Question

a. mention and explain the characteristics of the laser beam that distinguishes it from general light
b. write a summary of the working principles of the laser according to the assignment about the laser you have made

Answer 1

a. Laser radiation has the following important characteristics over ordinary light source. They are: i) monochromaticity, ii) directionality, iii) coherence and iv) brightness.

1. Monochromaticity : Monochromatic light means a light containing a single colour or wavelength. The photons emitted from ordinary light sources have different energies, frequencies, wavelengths, or colours. Hence, the light waves of ordinary light sources have many wavelengths or colours. Therefore, ordinary light is a mixture of waves having different frequencies or wavelengths.

2. Directionality: In normal light photons travels in random directions, in laser, all photons will travel in the same direction. Therefore, the laser emits light only in one direction. This is called the directionality of laser light. The width of a laser beam is extremely narrow. Hence, a laser beam can travel to long distances without spreading.

3. Coherence: In laser, the electron transition occurs artificially. In other words, in laser, electron transition occurs in a specific time. All the photons emitted in laser have the same energy, frequency, or wavelength. Hence, the light waves of laser light have a single wavelength or colour. Therefore, the wavelengths of the laser light are in phase in space and time. In laser, a technique called stimulated emission is used to produce light.

4. Brightness/intensity: In laser, the light spreads in a small region of space and a small wavelength range. Hence, laser light has greater intensity when compared to the ordinary light. If you look directly along the beam from a laser (caution: don’t do it), then all the power in the laser would enter your eye. Thus, even a 1 Watt laser would appear many thousand times more intense than 100 Watt ordinary lamp.

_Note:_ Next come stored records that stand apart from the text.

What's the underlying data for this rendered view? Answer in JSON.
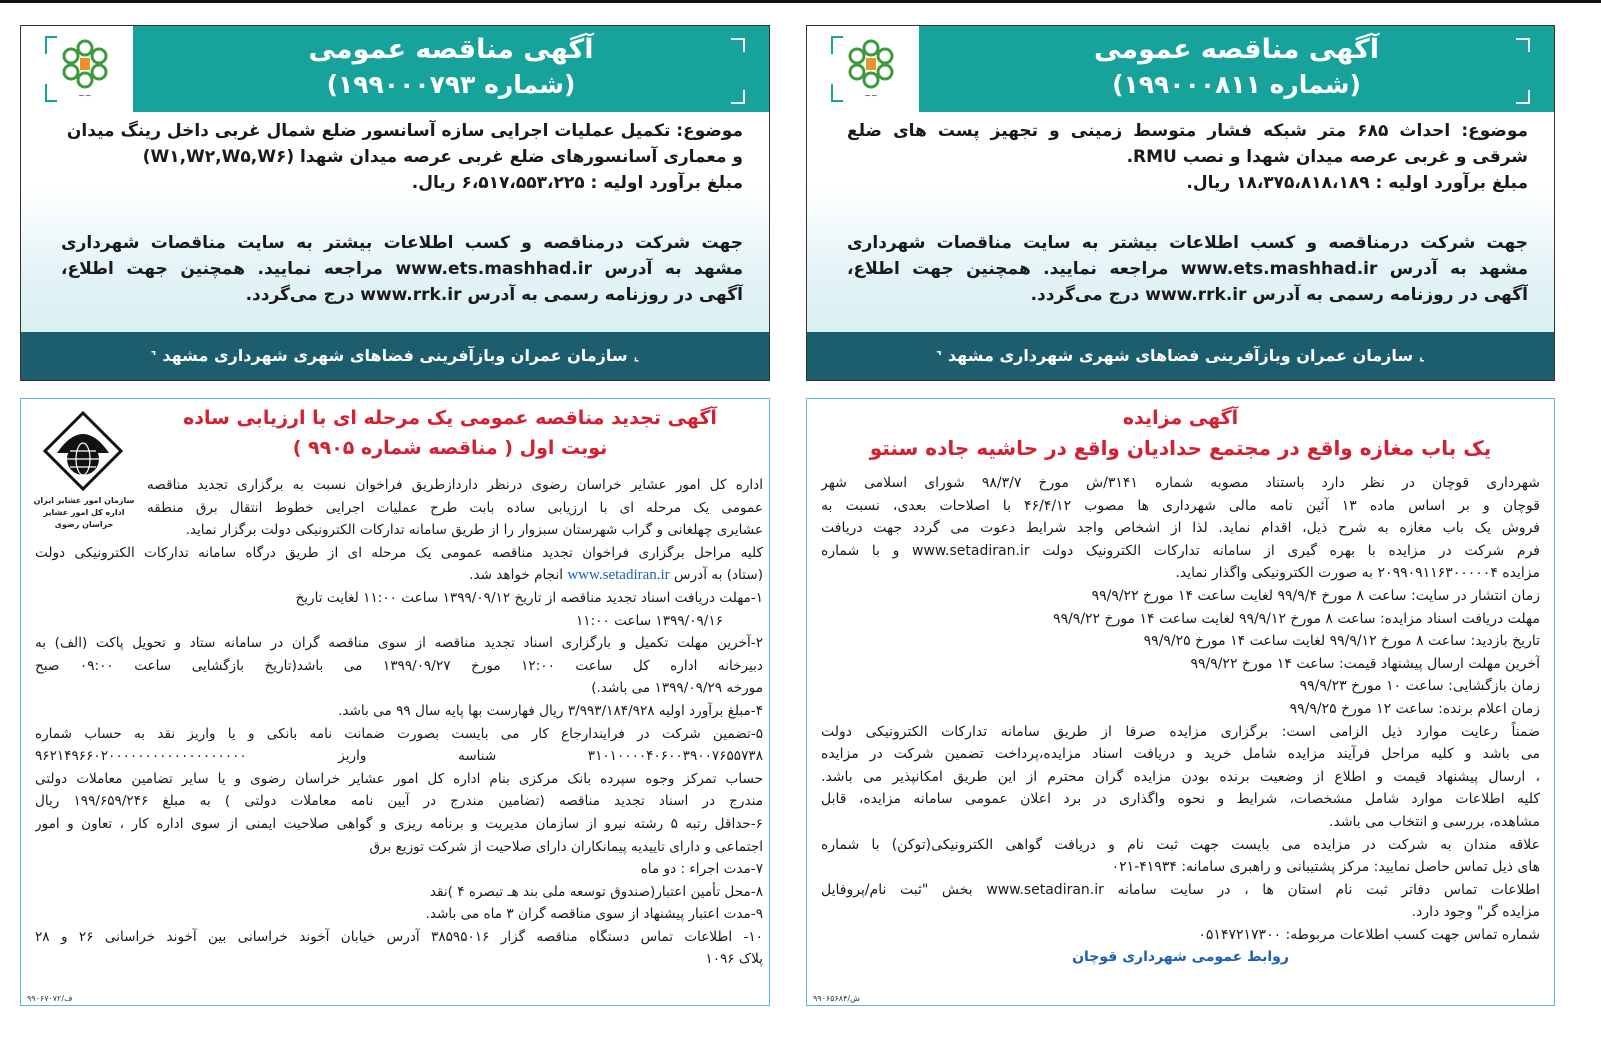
{
  "tender_right": {
    "title": "آگهی مناقصه عمومی",
    "number": "(شماره ۱۹۹۰۰۰۸۱۱)",
    "lines": [
      "موضوع: احداث ۶۸۵ متر شبکه فشار متوسط زمینی و تجهیز پست های ضلع",
      "شرقی و غربی عرصه میدان شهدا و نصب RMU.",
      "مبلغ برآورد اولیه : ۱۸،۳۷۵،۸۱۸،۱۸۹ ریال."
    ],
    "info": [
      "جهت شرکت درمناقصه و کسب اطلاعات بیشتر به سایت مناقصات شهرداری",
      "مشهد به آدرس www.ets.mashhad.ir مراجعه نمایید. همچنین جهت اطلاع،",
      "آگهی در روزنامه رسمی به آدرس www.rrk.ir درج می‌گردد."
    ],
    "footer": "سازمان عمران وبازآفرینی فضاهای شهری شهرداری مشهد"
  },
  "tender_left": {
    "title": "آگهی مناقصه عمومی",
    "number": "(شماره ۱۹۹۰۰۰۷۹۳)",
    "lines": [
      "موضوع: تکمیل عملیات اجرایی سازه آسانسور ضلع شمال غربی داخل رینگ میدان W۵",
      "و معماری آسانسورهای ضلع غربی عرصه میدان شهدا (W۱,W۲,W۵,W۶)",
      "مبلغ برآورد اولیه : ۶،۵۱۷،۵۵۳،۲۲۵ ریال."
    ],
    "info": [
      "جهت شرکت درمناقصه و کسب اطلاعات بیشتر به سایت مناقصات شهرداری",
      "مشهد به آدرس www.ets.mashhad.ir مراجعه نمایید. همچنین جهت اطلاع،",
      "آگهی در روزنامه رسمی به آدرس www.rrk.ir درج می‌گردد."
    ],
    "footer": "سازمان عمران وبازآفرینی فضاهای شهری شهرداری مشهد"
  },
  "auction": {
    "title": "آگهی مزایده",
    "subtitle": "یک باب مغازه واقع در مجتمع حدادیان واقع در حاشیه جاده سنتو",
    "lines": [
      "شهرداری قوچان در نظر دارد باستناد مصوبه شماره ۳۱۴۱/ش مورخ ۹۸/۳/۷ شورای اسلامی شهر",
      "قوچان و بر اساس ماده ۱۳ آئین نامه مالی شهرداری ها مصوب ۴۶/۴/۱۲ با اصلاحات بعدی، نسبت به",
      "فروش یک باب مغازه به شرح ذیل، اقدام نماید. لذا از اشخاص واجد شرایط دعوت می گردد جهت دریافت",
      "فرم شرکت در مزایده با بهره گیری از سامانه تدارکات الکترونیک دولت www.setadiran.ir و با شماره",
      "مزایده ۲۰۹۹۰۹۱۱۶۳۰۰۰۰۰۴ به صورت الکترونیکی واگذار نماید.",
      "زمان انتشار در سایت: ساعت ۸ مورخ ۹۹/۹/۴ لغایت ساعت ۱۴ مورخ ۹۹/۹/۲۲",
      "مهلت دریافت اسناد مزایده: ساعت ۸ مورخ ۹۹/۹/۱۲ لغایت ساعت ۱۴ مورخ ۹۹/۹/۲۲",
      "تاریخ بازدید: ساعت ۸ مورخ ۹۹/۹/۱۲ لغایت ساعت ۱۴ مورخ ۹۹/۹/۲۵",
      "آخرین مهلت ارسال پیشنهاد قیمت: ساعت ۱۴ مورخ ۹۹/۹/۲۲",
      "زمان بازگشایی: ساعت ۱۰ مورخ ۹۹/۹/۲۳",
      "زمان اعلام برنده: ساعت ۱۲ مورخ ۹۹/۹/۲۵",
      "ضمناً رعایت موارد ذیل الزامی است: برگزاری مزایده صرفا از طریق سامانه تدارکات الکترونیکی دولت",
      "می باشد و کلیه مراحل فرآیند مزایده شامل خرید و دریافت اسناد مزایده،پرداخت تضمین شرکت در مزایده",
      "، ارسال پیشنهاد قیمت و اطلاع از وضعیت برنده بودن مزایده گران محترم از این طریق امکانپذیر می باشد.",
      "کلیه اطلاعات موارد شامل مشخصات، شرایط و نحوه واگذاری در برد اعلان عمومی سامانه مزایده، قابل",
      "مشاهده، بررسی و انتخاب می باشد.",
      "علاقه مندان به شرکت در مزایده می بایست جهت ثبت نام و دریافت گواهی الکترونیکی(توکن) با شماره",
      "های ذیل تماس حاصل نمایید: مرکز پشتیبانی و راهبری سامانه: ۴۱۹۳۴-۰۲۱",
      "اطلاعات تماس دفاتر ثبت نام استان ها ، در سایت سامانه www.setadiran.ir بخش \"ثبت نام/پروفایل",
      "مزایده گر\" وجود دارد.",
      "شماره تماس جهت کسب اطلاعات مربوطه: ۰۵۱۴۷۲۱۷۳۰۰"
    ],
    "signature": "روابط عمومی شهرداری قوچان",
    "code": "۹۹۰۶۵۶۸۴/ش"
  },
  "renewed_tender": {
    "title": "آگهی تجدید مناقصه عمومی یک مرحله ای با ارزیابی ساده",
    "subtitle": "نوبت اول ( مناقصه شماره ۹۹۰۵ )",
    "org_caption_1": "سازمان امور عشایر ایران",
    "org_caption_2": "اداره کل امور عشایر خراسان رضوی",
    "lines": [
      "اداره کل امور عشایر خراسان رضوی درنظر داردازطریق فراخوان نسبت به برگزاری تجدید مناقصه",
      "عمومی یک مرحله ای با ارزیابی ساده بابت طرح عملیات اجرایی خطوط انتقال برق منطقه",
      "عشایری چهلغانی و گراب شهرستان سبزوار را از طریق سامانه تدارکات الکترونیکی دولت برگزار نماید.",
      "کلیه مراحل برگزاری فراخوان تجدید مناقصه عمومی یک مرحله ای از طریق درگاه سامانه تدارکات الکترونیکی دولت",
      "(ستاد) به آدرس",
      "۱-مهلت دریافت اسناد تجدید مناقصه از تاریخ ۱۳۹۹/۰۹/۱۲ ساعت ۱۱:۰۰ لغایت تاریخ",
      "۱۳۹۹/۰۹/۱۶ ساعت ۱۱:۰۰",
      "۲-آخرین مهلت تکمیل و بارگزاری اسناد تجدید مناقصه از سوی مناقصه گران در سامانه ستاد و تحویل پاکت (الف) به",
      "دبیرخانه اداره کل ساعت ۱۲:۰۰ مورخ ۱۳۹۹/۰۹/۲۷ می باشد(تاریخ بازگشایی ساعت ۰۹:۰۰ صبح",
      "مورخه ۱۳۹۹/۰۹/۲۹ می باشد.)",
      "۴-مبلغ برآورد اولیه ۳/۹۹۳/۱۸۴/۹۲۸ ریال فهارست بها پایه سال ۹۹ می باشد.",
      "۵-تضمین شرکت در فرایندارجاع کار می بایست بصورت ضمانت نامه بانکی و یا واریز نقد به حساب شماره",
      "۳۱۰۱۰۰۰۰۴۰۶۰۰۳۹۰۰۷۶۵۵۷۳۸ شناسه واریز ۹۶۲۱۴۹۶۶۰۲۰۰۰۰۰۰۰۰۰۰۰۰۰۰۰۰۰۰۰",
      "حساب تمرکز وجوه سپرده بانک مرکزی بنام اداره کل امور عشایر خراسان رضوی و یا سایر تضامین معاملات دولتی",
      "مندرج در اسناد تجدید مناقصه (تضامین مندرج در آیین نامه معاملات دولتی ) به مبلغ ۱۹۹/۶۵۹/۲۴۶ ریال",
      "۶-حداقل رتبه ۵ رشته نیرو از سازمان مدیریت و برنامه ریزی و گواهی صلاحیت ایمنی از سوی اداره کار ، تعاون و امور",
      "اجتماعی و دارای تاییدیه پیمانکاران دارای صلاحیت از شرکت توزیع برق",
      "۷-مدت اجراء : دو ماه",
      "۸-محل تأمین اعتبار(صندوق توسعه ملی بند هـ تبصره ۴ )نقد",
      "۹-مدت اعتبار پیشنهاد از سوی مناقصه گران ۳ ماه می باشد.",
      "۱۰- اطلاعات تماس دستگاه مناقصه گزار ۳۸۵۹۵۰۱۶ آدرس خیابان آخوند خراسانی بین آخوند خراسانی ۲۶ و ۲۸",
      "پلاک ۱۰۹۶"
    ],
    "link": "www.setadiran.ir",
    "link_tail": "انجام خواهد شد.",
    "code": "۹۹۰۶۷۰۷۲/ف"
  },
  "colors": {
    "header_teal": "#17a39b",
    "footer_teal": "#1c5e6d",
    "notice_border": "#56b9dc",
    "title_red": "#d42030",
    "link_blue": "#1f5fb3"
  }
}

b. The principle of a laser is based on three separate features: a) spontaneous emission , b) population inversion of electronics and c) an optical resonator.

i) stimulated emission within an amplifying medium : Stimulated emission is defined as the process in which the electrons in the excited atoms are released on their own from their higher state to the ground state.

ii) population inversion : Population inversions can be produced in a gas, liquid, or solid, but most laser media are gases or solids. Typically, laser gases are contained in cylindrical tubes and excited by an electric current or external light source, which is said to “pump” the laser. Similarly, solid-state lasers may use semiconductors or transparent crystals with small concentrations of light-emitting atoms.

iii) Optical resonator: An optical resonator is needed to build up the light energy in the beam. The resonator is formed by placing a pair of mirrors facing each other so that light emitted along the line between the mirrors is reflected back and forth. When a population inversion is created in the medium, light reflected back and forth increases in intensity with each pass through the laser medium. Other light leaks around the mirrors without being amplified. In an actual laser cavity, one or both mirrors transmit a fraction of the incident light. The fraction of light transmitted—that is, the laser beam—depends on the type of laser. If the laser generates a continuous beam, the amount of light added by stimulated emission on each round trip between the mirrors equals the light emerging in the beam plus losses within the optical resonator.